Expected on the agenda is the ‘disengagement and de-escalation’ of troops, weapons and equipment from Gogra and Hot Springs, two flash points along the LAC. The Chinese do not want to bring up the discussion on troop buildup in Depsang plains at the talks.

India, on the other hand, suggested a graded and phased time-bound complete ‘disengagement and de-escalation’ from all along the 832 km of LAC in Eatsern Ladakh.  Depsang is a flat plateau of 972 square km at an altitude of 16,000 feet. The Indian Army holds a majority of the Depsang plains, while the PLA holds the eastern edge of the plains.  The two sides have built up troops since May last year.

More than 15 months into the military stand-off in Eastern Ladakh, India and China are not agreeable on the sequence of pulling back troops, the Tribune had reported on July 26 this month.  

On February 10 this year, troops of either side started the ‘disengagement’ process from along the banks of Pangong Tso, a 135-km glacial lake. The present position of troops is not face-to-face, but they are within the striking range from where rapid redeployment is possible.

Both sides have some 75,000 troops lined up on either side of the LAC in Eastern Ladakh.

India is suggesting a three-step process be followed. The first-step being disengagement from areas where troops are within close proximity. The next two steps — de-escalation and de-induction, would entails pulling back troops and war waging equipment to the pre-April 2020 home bases.

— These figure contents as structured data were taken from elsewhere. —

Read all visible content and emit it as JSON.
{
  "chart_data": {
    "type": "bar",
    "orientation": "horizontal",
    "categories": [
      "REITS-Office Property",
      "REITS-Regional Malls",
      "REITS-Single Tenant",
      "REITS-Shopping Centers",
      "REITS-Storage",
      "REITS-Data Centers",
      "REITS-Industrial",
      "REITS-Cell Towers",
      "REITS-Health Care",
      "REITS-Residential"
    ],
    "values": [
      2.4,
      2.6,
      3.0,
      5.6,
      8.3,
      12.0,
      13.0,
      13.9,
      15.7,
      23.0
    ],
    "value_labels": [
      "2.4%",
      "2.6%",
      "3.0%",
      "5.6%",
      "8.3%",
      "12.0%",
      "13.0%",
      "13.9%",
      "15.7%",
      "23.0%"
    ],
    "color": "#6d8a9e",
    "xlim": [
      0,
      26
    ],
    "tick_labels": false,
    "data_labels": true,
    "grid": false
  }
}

Commanders of the PLA want ‘de-escalation and de-induction’ should happen first. The troops that would remain back within close proximity can then ‘dis-engage’ is the suggestion from PLA, sources said.

The Working Mechanism for Consultation & Coordination (WMCC) on India-China border affairs met virtually on June 25 and decided that next round of military level talks be conducted.

The WMCC is a group which has representatives of foreign ministries and militaries of both sides.